The national recognition does not come without some irony. For years, NEH has struggled to obtain additional funds to expand our CASA program in Novato and throughout the county. So many political, environmental, and bureaucratic boulders have been placed in our path that we often feel like Sisyphus, the mythological figure who was compelled to roll a stone to the top of a slope, the stone always escaping him near the top and rolling down again.
Perhaps the uphill fight, taking place among the rolling hills of exclusive Marin, is part of the reason the program has been recognized. CASA has assisted more than 60 low and moderate income families in purchasing their first homes in Novato. Families earning as low as 34% of Marin’s median income have purchased homes through this deferred principal and interest second mortgage home ownership program. Our average second mortgage assistance been $37,000 per family and their average income has been $22,700.
NEH is proud of the award. We are prouder, however, that we have been able to help many starting families obtain the Great American Dream. Our assisted owners are not, as our uninformed opponents like to portray them, low-lifes. They are nurses, sheriff and police department employees, private entrepreneurs, secretaries, hard-working, single moms, etc. They are essential service providers and they have an almost non-existent mortgage failure rate.
NEH has been able to raise more than $2 million to fund this program. The sources from which we raised the funds might help explain to some who oppose our work why we often argue on behalf of sensible, long-term environmentally sound developments. Source of Affordable Ownership Housing Trust Funds:
- 53 percent developer contributions. Densities have been cut so drastically in Novato that no new sources of in-lieu fees are foreseen in the near future.

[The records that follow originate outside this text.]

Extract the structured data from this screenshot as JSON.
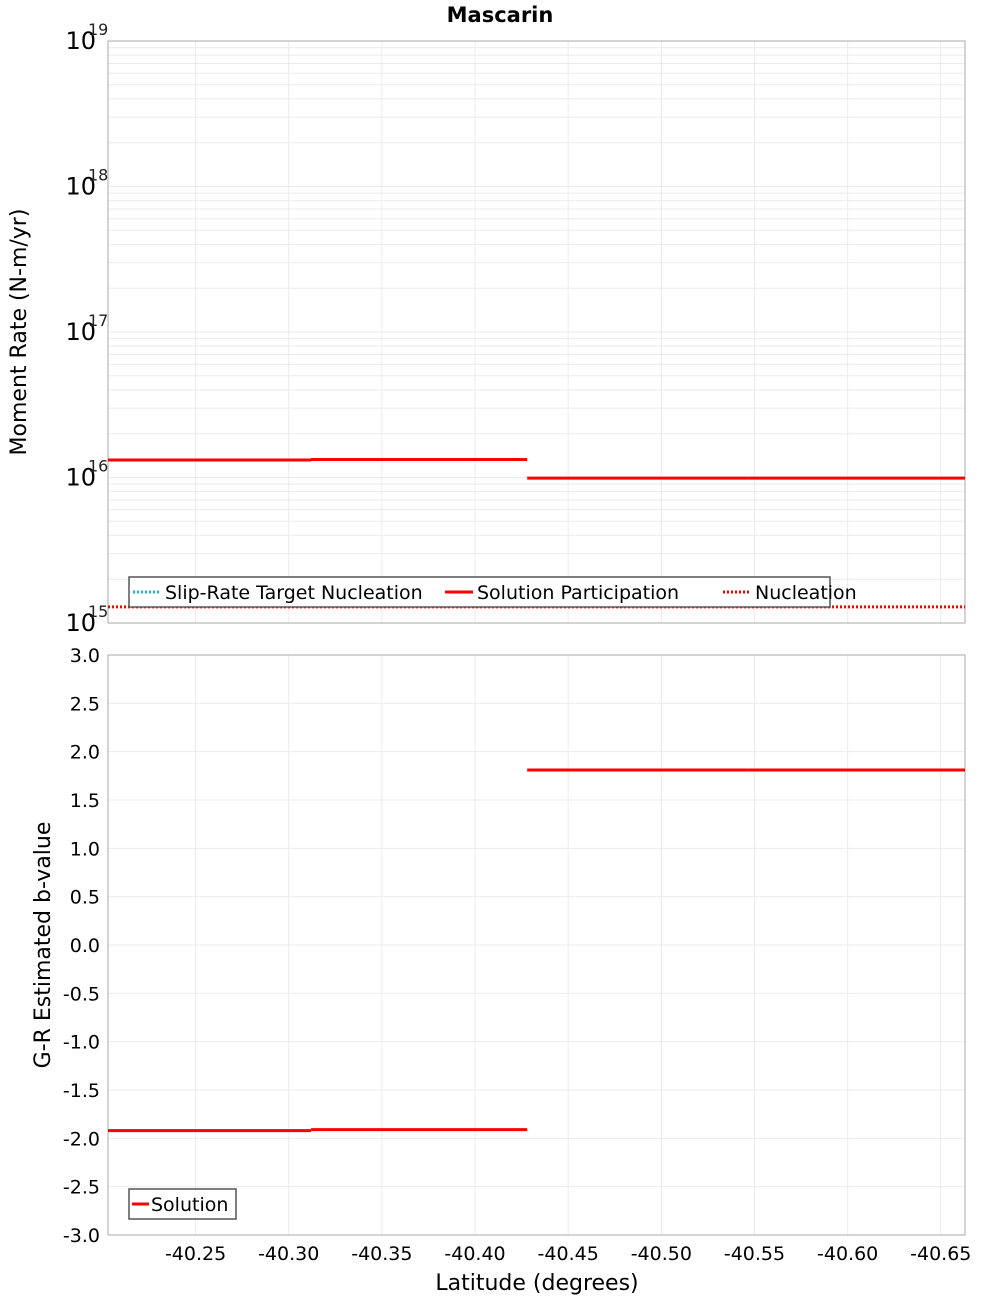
{
  "title": "Mascarin",
  "chart_data": [
    {
      "type": "line",
      "title": "Mascarin",
      "xlabel": "Latitude (degrees)",
      "ylabel": "Moment Rate (N-m/yr)",
      "yscale": "log",
      "ylim": [
        1000000000000000.0,
        1e+19
      ],
      "xlim": [
        -40.203,
        -40.663
      ],
      "x_reversed_axis_values": true,
      "y_tick_labels": [
        {
          "base": "10",
          "exp": "15",
          "value": 1000000000000000.0
        },
        {
          "base": "10",
          "exp": "16",
          "value": 1e+16
        },
        {
          "base": "10",
          "exp": "17",
          "value": 1e+17
        },
        {
          "base": "10",
          "exp": "18",
          "value": 1e+18
        },
        {
          "base": "10",
          "exp": "19",
          "value": 1e+19
        }
      ],
      "grid": true,
      "legend_position": "lower-left",
      "series": [
        {
          "name": "Slip-Rate Target Nucleation",
          "style": "dotted",
          "color": "#1fb5c4",
          "points": []
        },
        {
          "name": "Solution Participation",
          "style": "solid",
          "color": "#ff0000",
          "segments": [
            {
              "x": [
                -40.203,
                -40.312
              ],
              "y": 1.32e+16
            },
            {
              "x": [
                -40.312,
                -40.428
              ],
              "y": 1.33e+16
            },
            {
              "x": [
                -40.428,
                -40.547
              ],
              "y": 9900000000000000.0
            },
            {
              "x": [
                -40.547,
                -40.663
              ],
              "y": 9900000000000000.0
            }
          ]
        },
        {
          "name": "Nucleation",
          "style": "dotted",
          "color": "#ff0000",
          "segments": [
            {
              "x": [
                -40.203,
                -40.663
              ],
              "y": 1290000000000000.0
            }
          ]
        }
      ]
    },
    {
      "type": "line",
      "title": "",
      "xlabel": "Latitude (degrees)",
      "ylabel": "G-R Estimated b-value",
      "ylim": [
        -3.0,
        3.0
      ],
      "xlim": [
        -40.203,
        -40.663
      ],
      "y_ticks": [
        "3.0",
        "2.5",
        "2.0",
        "1.5",
        "1.0",
        "0.5",
        "0.0",
        "-0.5",
        "-1.0",
        "-1.5",
        "-2.0",
        "-2.5",
        "-3.0"
      ],
      "x_ticks": [
        "-40.25",
        "-40.30",
        "-40.35",
        "-40.40",
        "-40.45",
        "-40.50",
        "-40.55",
        "-40.60",
        "-40.65"
      ],
      "grid": true,
      "legend_position": "lower-left",
      "series": [
        {
          "name": "Solution",
          "style": "solid",
          "color": "#ff0000",
          "segments": [
            {
              "x": [
                -40.203,
                -40.312
              ],
              "y": -1.92
            },
            {
              "x": [
                -40.312,
                -40.428
              ],
              "y": -1.91
            },
            {
              "x": [
                -40.428,
                -40.547
              ],
              "y": 1.81
            },
            {
              "x": [
                -40.547,
                -40.663
              ],
              "y": 1.81
            }
          ]
        }
      ]
    }
  ]
}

- 18 percent Community Development Block Grants. We have not received and additional CDBG funds since 1984.
- 15 percent NEH’s recapture of its equity share and second mortgage. Soon NEH will be the second largest supplier to its own program. Unfortunately, that means the program is not growing to handle the increased need.
- 11 percent San Francisco Foundation. The San Francisco Foundation was replaced by the Marin Community Foundation.
- 4 percent Marin Community Foundation.
As you can see, most of our funds which allow us to assist Novato residents in purchasing their own Novato homes come from developer contributions. When reasonable densities are drastically reduced to such a low point that developers cannot justify the expense of affordable unit development or developers are not required to contribute in-lieu fees, we cannot help balance the jobs/housing imbalance.
The Brookside development is an example of how drastic density reductions hurt Novato’s ability to balance housing with the purchasing power of local residents. Ten years ago Brookside was approved for 120 units, of which 34 were to be affordable. The Novato City Council then cut the allowed development to 70 units on 59 acres with no affordable units. Now come “concerned” citizens want the density to be cut to 0 units and want to you to assess yourself a parcel tax to purchase the Brookside land for open space.
This desire for more open space is taking place in a county where more than 84 percent of the land is set aside in open space, agriculture reserve and park land. The petitions are being gathered in a city where, in 1980, the city averaged four units per acre and where today that average has dropped to about 2.4 units per developed acre. Politics, like awards, often has an ironic character to it.